Description
BTF has been extended over time to support new metadata, but older kernels refuse to load such extended BTF. This is a problem when loading a program that has been compiled by a recent version of clang on an old kernel, so libbpf
modifies the loaded BTF on the fly so that it is accepted by the kernel. We've copied this behaviour for one specific case: 5.6 allows specifying the linkage of a function (static, global, etc.). On kernels < 5.6 we replace all function linkage with static
when loading BTF into the kernel via NewHandle
. In the future I want to extend NewHandle
to cover more kernel incompatibilities, like libbpf does (e.g. #713).
The rest of this issue explores the implications this has on my proposed API to create BTF blobs from Go:
spec := NewSpec()
id, err := spec.Add(fooType)
handle, err := NewHandle(spec)
Why skipping types is hard
From the commit that introduces TYPE_TAG to pahole
:
[$ ~] cat t.c
#define __tag1 __attribute__((btf_type_tag("tag1")))
#define __tag2 __attribute__((btf_type_tag("tag2")))
int __tag1 * __tag1 __tag2 *g __attribute__((section(".data..percpu")));
[$ ~] clang -O2 -g -c t.c
[$ ~] pahole -JV t.o
Found per-CPU symbol 'g' at address 0x0
Found 1 per-CPU variables!
File t.o:
[1] TYPE_TAG tag1 type_id=5
[2] TYPE_TAG tag2 type_id=1
[3] PTR (anon) type_id=2
[4] TYPE_TAG tag1 type_id=6
[5] PTR (anon) type_id=4
[6] INT int size=4 nr_bits=32 encoding=SIGNED
search cu 't.c' for percpu global variables.
Variable 'g' from CU 't.c' at address 0x0 encoded
[7] VAR g type=3 linkage=1
[8] DATASEC .data..percpu size=8 vlen=1
type=7 offset=0 size=8
You can see for the source:
int __tag1 * __tag1 __tag2 *g __attribute__((section(".data..percpu")));
the following type chain is generated:
var -> ptr -> tag2 -> tag1 -> ptr -> tag1 -> int
Stripping out TYPE_TAG means we need to reallocate IDs for PTR, INT, etc. and we also need to adjust the chain. I can't see a way how to do this with the proposed API since callers of Spec.Add
will have put the IDs in syscall args, etc. already.
The libbpf way: replace types instead of stripping them
libbpf
replaces types instead of removing them outright. This avoids having to reallocate IDs. Here are the current rules:
- VAR / DECL_TAG replaced with INT.
- TYPE_TAG becomes CONST
- DATASEC replaced with STRUCT
- FUNC_PROTO becomes ENUM
- FUNC becomes TYPEDEF
- ENUM64 replaced with UNION
This is very simple, and has the benefit of being "battle tested". If we stick to the same rules as libbpf
we won't break additional things. Replacing DATASEC with STRUCT seems like a no brainer. I'm not a huge fan of the TYPE_TAG, DECL_TAG, FUNC_PROTO replacements. It'd be better if we didn't have to include those types in the first place.
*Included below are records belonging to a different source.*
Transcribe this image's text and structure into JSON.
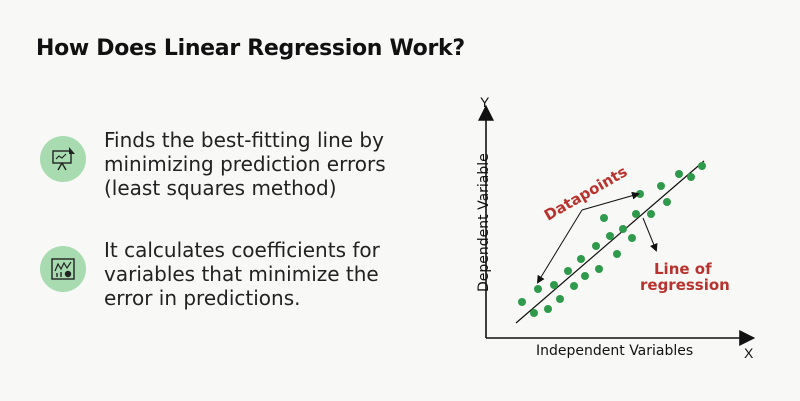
{
  "title": "How Does Linear Regression Work?",
  "points": [
    {
      "icon": "presentation-chart-icon",
      "lines": [
        "Finds the best-fitting line by",
        "minimizing prediction errors",
        "(least squares method)"
      ]
    },
    {
      "icon": "analytics-chart-icon",
      "lines": [
        "It calculates coefficients for",
        "variables that minimize the",
        "error in predictions."
      ]
    }
  ],
  "diagram": {
    "y_axis_letter": "Y",
    "x_axis_letter": "X",
    "y_axis_label": "Dependent Variable",
    "x_axis_label": "Independent Variables",
    "datapoints_label": "Datapoints",
    "regression_label_line1": "Line of",
    "regression_label_line2": "regression",
    "point_color": "#2f9a4c",
    "label_color": "#b8332f"
  }
}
Idea: delay allocating type IDs
There is a way to skip types during marshaling without reallocating IDs by simply delaying ID allocation until the last possible moment, during marshaling. It's easier to explain via some pseudo code:
s := NewSpec()
id, err := s.Add(foo) // Allocates an ID for foo only!
handle, err := NewHandle(s) // Allocates IDs for children of foo
The call to Add
allocates an ID for foo
, which the caller can use in syscalls, etc. NewHandle
marshals foo
and all of it's children. If a child is not supported by the kernel we can "simply" skip encoding it, since we know that the user can't refer to the child via ID. (Skipping TYPE_TAG will still be annoying since it's part of a chain, but oh well.)
What happens if we passed a type to Spec.Add
that the kernel doesn't understand? In this case NewHandle
will return an error instead of silently skipping the type. This is because Spec.Add
makes a guarantee to the user: if NewHandle
succeeds the returned type ID is valid.
A side effect of this proposal is that Spec.TypeByName
, etc. won't find children of foo
. I think that is an improvement over my current implementation. If there is a use case we can add AddAll
or similar later.
Downsides:
- There are now two places that allocate IDs:
Add
andNewHandle
- Marshaling has to deal with skipped types. The worst case is probably TYPE_TAG.